Mamdani welcomed the news that the officer had been relieved of his duties, but said Wednesday’s incident was not what shocked him the most. He said it was the fact that “we knew that that act is taking place every day across this country, oftentimes unseen, unnoticed, and unabashed in its cruelty.”
He told reporters the ICE officer was only relieved of duty after video of the assault spread widely.
“It was only because of the response to this act that the officer has been relieved,” Mamdani said. “And it’s only from the responses from those who have been standing on the front lines of this fight, and so many Americans across the country, that we will finally hold this administration accountable for the ways in which they have torn apart the very fabric of this country.”

When asked if the ICE supervisor should be charged with a crime, Mamdani said: “I think that if the ICE agent has violated a law, and is found to have done so, then, yes, they should be charged.”
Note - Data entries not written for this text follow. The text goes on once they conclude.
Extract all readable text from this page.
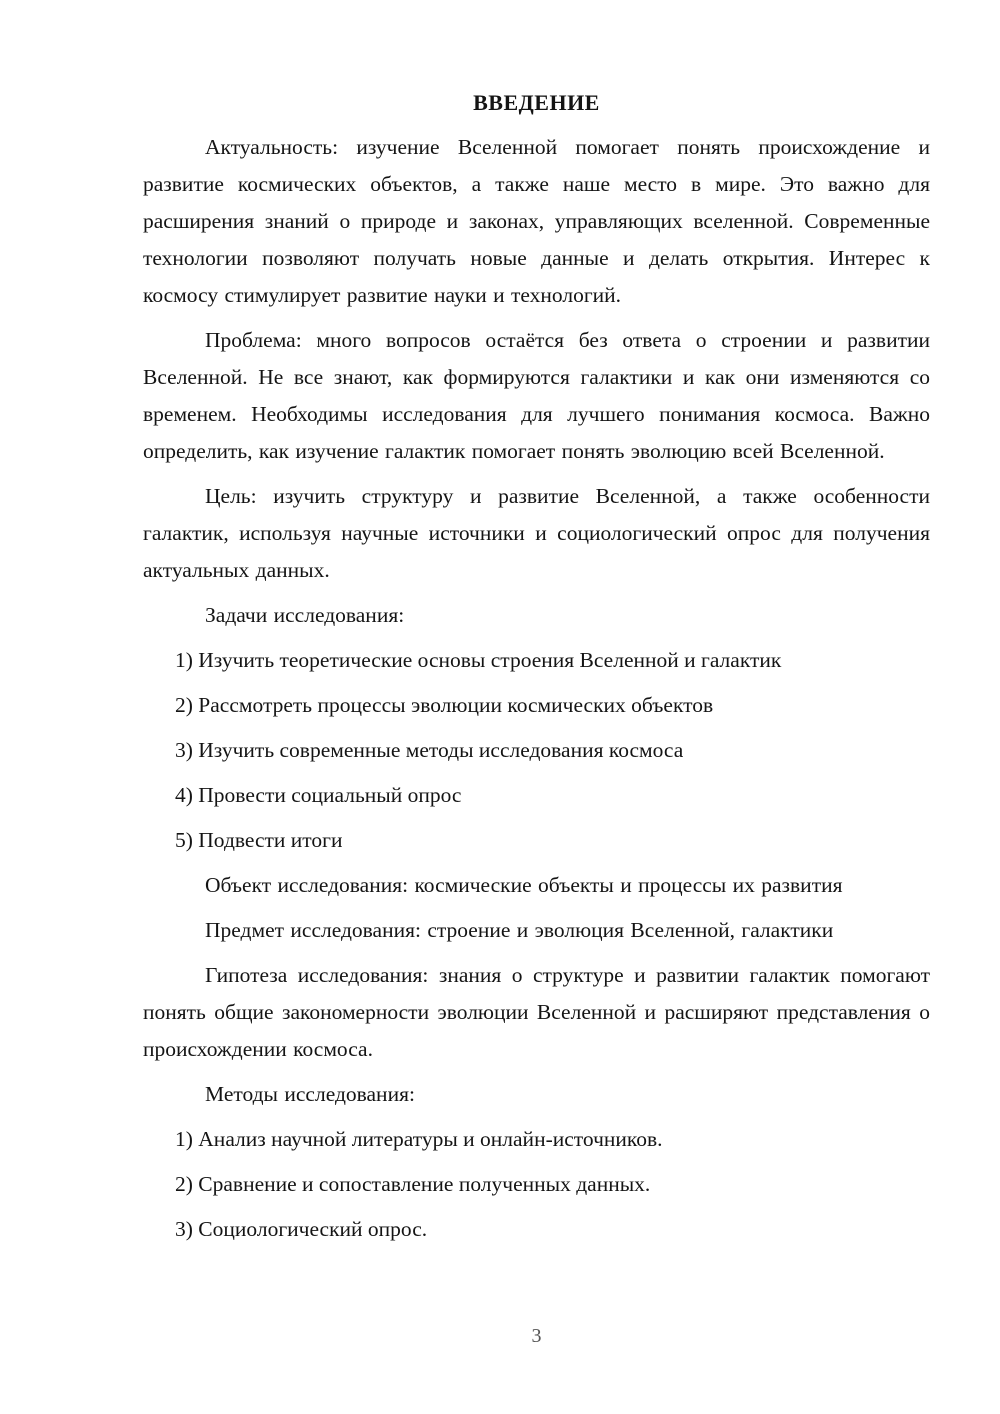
ВВЕДЕНИЕ

Актуальность: изучение Вселенной помогает понять происхождение и развитие космических объектов, а также наше место в мире. Это важно для расширения знаний о природе и законах, управляющих вселенной. Современные технологии позволяют получать новые данные и делать открытия. Интерес к космосу стимулирует развитие науки и технологий.

Проблема: много вопросов остаётся без ответа о строении и развитии Вселенной. Не все знают, как формируются галактики и как они изменяются со временем. Необходимы исследования для лучшего понимания космоса. Важно определить, как изучение галактик помогает понять эволюцию всей Вселенной.

Цель: изучить структуру и развитие Вселенной, а также особенности галактик, используя научные источники и социологический опрос для получения актуальных данных.

Задачи исследования:

1) Изучить теоретические основы строения Вселенной и галактик
2) Рассмотреть процессы эволюции космических объектов
3) Изучить современные методы исследования космоса
4) Провести социальный опрос
5) Подвести итоги

Объект исследования: космические объекты и процессы их развития

Предмет исследования: строение и эволюция Вселенной, галактики

Гипотеза исследования: знания о структуре и развитии галактик помогают понять общие закономерности эволюции Вселенной и расширяют представления о происхождении космоса.

Методы исследования:

1) Анализ научной литературы и онлайн-источников.
2) Сравнение и сопоставление полученных данных.
3) Социологический опрос.
3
“Everyone should be held to the same law. We can not have a separate system, especially for those who are seeking to enforce them,” he added.
Mamdani pledged that, if elected mayor, he would uphold sanctuary city laws and expand legal representation for immigrants facing deportation, including hiring 200 lawyers so that the law department can return to pre-pandemic levels – “in stark contrast to Andrew Cuomo.”
In response to the criticism of the former Governor at Friday’s press conference, Cuomo’s campaign spokesperson Rich Azzopardi said, “Unlike Zohran Mamdani, Andrew Cuomo has not just forcefully condemned the misuse of ICE for years, but took action, signing the executive orders restricting New York’s cooperation with them on non-criminal matters, successfully guarded NY’s drivers license database from them and has continuously called out their abuses on the campaign trail.”
“But if fraudster Mamdani is in a talkative mood, he should answer direct questions about his campaign promise to decriminalize prostitution, his refusal to apologize for calling the NYPD racist as promised and his vow to ‘seize the means of production,’ i.e. abolishing private property.” he added.
Reps for Adams did not immediately return requests for comment.
Monica and her 2 young children fled to my office for safety after she was assaulted by this @ICEgov agent in an egregious act of excessive force.
This is unacceptable conduct from this ICE agent. @Sec_Noem must take appropriate disciplinary action and implement measures to… https://t.co/Y4C7ORpWlr pic.twitter.com/u7XUjxob4v
— Rep. Dan Goldman (@RepDanGoldman) September 25, 2025
Goldman, though not at the rally, said Moreta-Galarza and her children fled to his district office across the street from Federal Plaza immediately after the incident, where they recounted what had happened before Moreta-Galarza was taken to the hospital.
Goldman called on Department of Homeland Security Secretary Kristi Noem to take “appropriate disciplinary action and implement measures to prevent this from happening again.”
Lander said his office is now working to connect the family with legal assistance.
“ICE’s courthouse arrest policy has turned 26 Federal Plaza into a violent and dangerous place,” Lander said in the referral announcement with Goldman. “Shoving a bereft woman to the ground, causing injuries, is a criminal act and should be investigated as such. We demand accountability for this egregious violence and an end to this lawless policy.”
amNewYork previously reported that now-removed ICE supervisor had been accused of using force against court attendees. Last month, he pulled a teenage girl from her father’s arms and restrained her as she cried. Several court observers had also complained for months about his physical behavior.
The Department of Justice did not respond to requests for comment at the time of publication.